Most people in Älvdalen still speak Elfdalian, an ancient language derived from the Vikings’ Old Norse. How it is still spoken today is a mystery to linguists, as Älvdalen has never been an isolated community.
In 1668, an Älvdalen girl was accused of walking on water, sparking the Swedish witch hunts. Twenty women and one man were executed in the region, largely based on the testimonies of children.
In 1935, a man called Tenn Lars Persson spoke on national radio – in Elfdalian – about sorcery and the Black Book of Magic. Persson was an avid photographer and collector of local history and myths. Drawn to the unknown, he used photography to experiment in astronomy and physics, building a telescope and photographing the moon.
In 2012, Maja Daniels began working in the region, engaging with Persson’s photo archive, questions around language, her own family history, and the many mysteries associated with Älvdalen.
As the very idea of community becomes ever more fluid and complex, this project seeks to engage in a deeper understanding of our place within it.

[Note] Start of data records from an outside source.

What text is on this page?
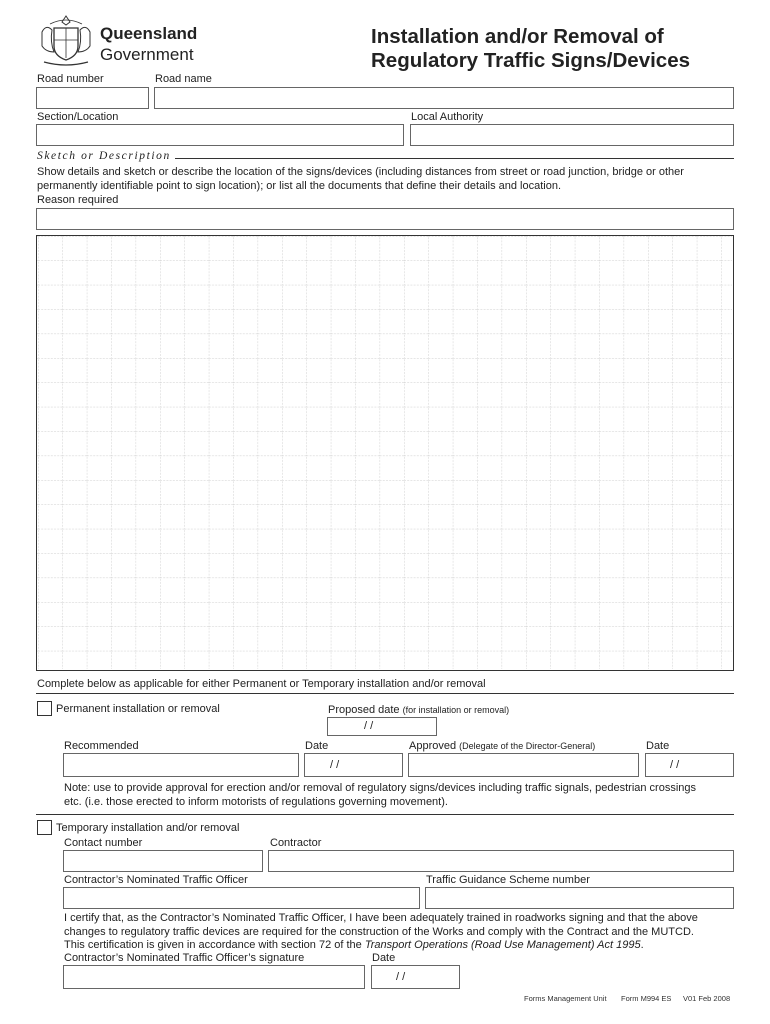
Queensland
Government
Installation and/or Removal of
Regulatory Traffic Signs/Devices
Road number	Road name
Section/Location	Local Authority
Sketch or Description
Show details and sketch or describe the location of the signs/devices (including distances from street or road junction, bridge or other
permanently identifiable point to sign location); or list all the documents that define their details and location.
Reason required
Complete below as applicable for either Permanent or Temporary installation and/or removal
Permanent installation or removal	Proposed date (for installation or removal)
/ /
Recommended	Date	Approved (Delegate of the Director-General)	Date
/ /	/ /
Note: use to provide approval for erection and/or removal of regulatory signs/devices including traffic signals, pedestrian crossings
etc. (i.e. those erected to inform motorists of regulations governing movement).
Temporary installation and/or removal
Contact number	Contractor
Contractor’s Nominated Traffic Officer	Traffic Guidance Scheme number
I certify that, as the Contractor’s Nominated Traffic Officer, I have been adequately trained in roadworks signing and that the above
changes to regulatory traffic devices are required for the construction of the Works and comply with the Contract and the MUTCD.
This certification is given in accordance with section 72 of the Transport Operations (Road Use Management) Act 1995.
Contractor’s Nominated Traffic Officer’s signature	Date
/ /
Forms Management Unit Form M994 ES V01 Feb 2008
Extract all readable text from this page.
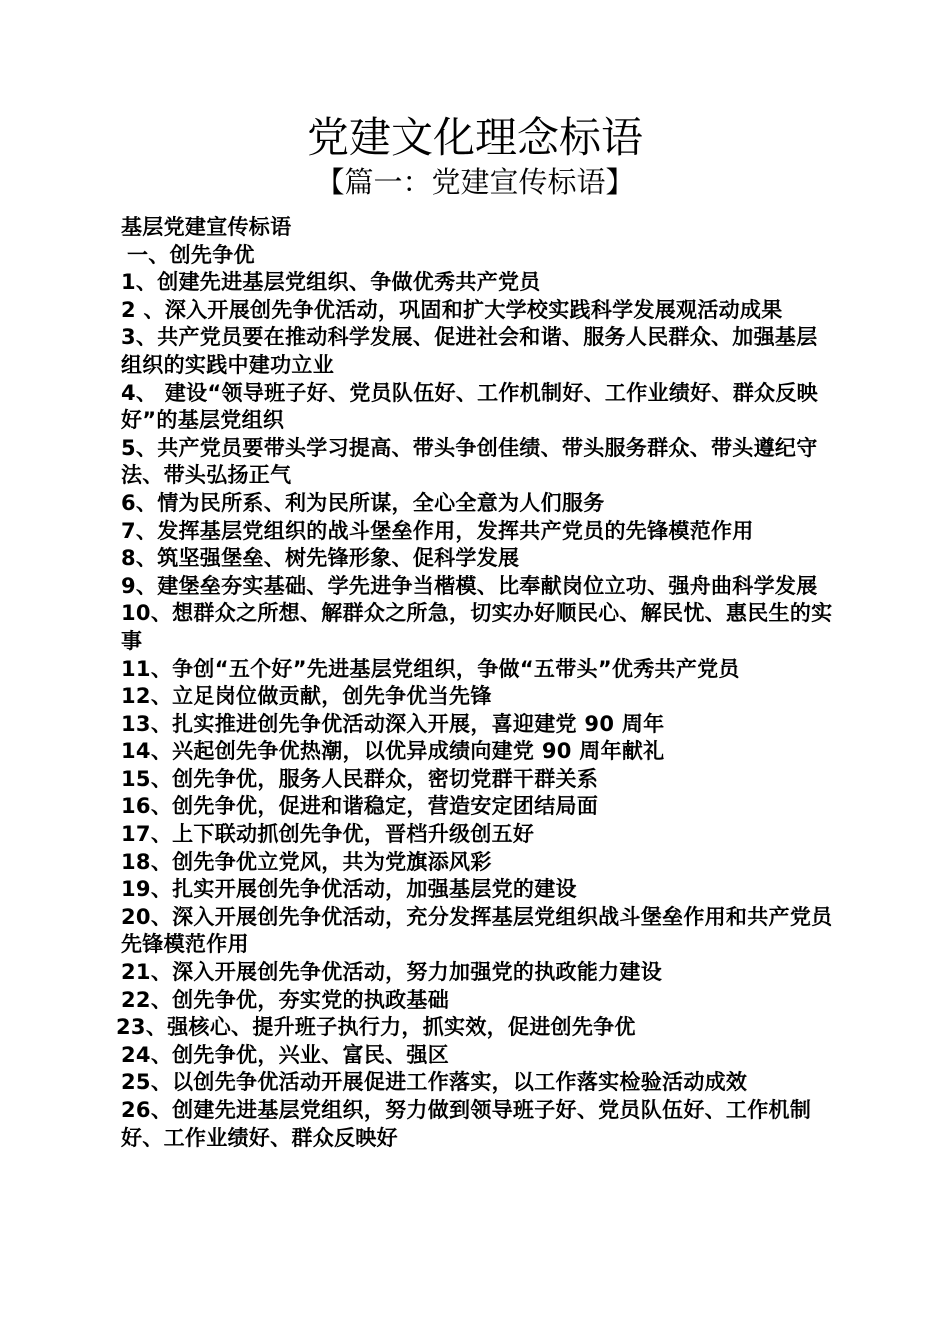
党建文化理念标语
【篇一：党建宣传标语】
基层党建宣传标语
一、创先争优
1、创建先进基层党组织、争做优秀共产党员
2 、深入开展创先争优活动，巩固和扩大学校实践科学发展观活动成果
3、共产党员要在推动科学发展、促进社会和谐、服务人民群众、加强基层组织的实践中建功立业
4、 建设“领导班子好、党员队伍好、工作机制好、工作业绩好、群众反映好”的基层党组织
5、共产党员要带头学习提高、带头争创佳绩、带头服务群众、带头遵纪守法、带头弘扬正气
6、情为民所系、利为民所谋，全心全意为人们服务
7、发挥基层党组织的战斗堡垒作用，发挥共产党员的先锋模范作用
8、筑坚强堡垒、树先锋形象、促科学发展
9、建堡垒夯实基础、学先进争当楷模、比奉献岗位立功、强舟曲科学发展
10、想群众之所想、解群众之所急，切实办好顺民心、解民忧、惠民生的实事
11、争创“五个好”先进基层党组织，争做“五带头”优秀共产党员
12、立足岗位做贡献，创先争优当先锋
13、扎实推进创先争优活动深入开展，喜迎建党 90 周年
14、兴起创先争优热潮，以优异成绩向建党 90 周年献礼
15、创先争优，服务人民群众，密切党群干群关系
16、创先争优，促进和谐稳定，营造安定团结局面
17、上下联动抓创先争优，晋档升级创五好
18、创先争优立党风，共为党旗添风彩
19、扎实开展创先争优活动，加强基层党的建设
20、深入开展创先争优活动，充分发挥基层党组织战斗堡垒作用和共产党员先锋模范作用
21、深入开展创先争优活动，努力加强党的执政能力建设
22、创先争优，夯实党的执政基础
23、强核心、提升班子执行力，抓实效，促进创先争优
24、创先争优，兴业、富民、强区
25、以创先争优活动开展促进工作落实，以工作落实检验活动成效
26、创建先进基层党组织，努力做到领导班子好、党员队伍好、工作机制好、工作业绩好、群众反映好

The attention brought to the materiality of the photograph creates a symbolic parallel between the fragility of a photographic negative and a language that is at the brink of disappearing.
Elf Dalia explores themes of language, history, ritual, mystery and the strangeness of the everyday, navigating the world through photography, sculpture, film and sound. When restaging the act of looking at “Tenn Lars” archival images both presence and absence, past, present and future is evoked in a timeless narrative filled with mystery, wonder and loss.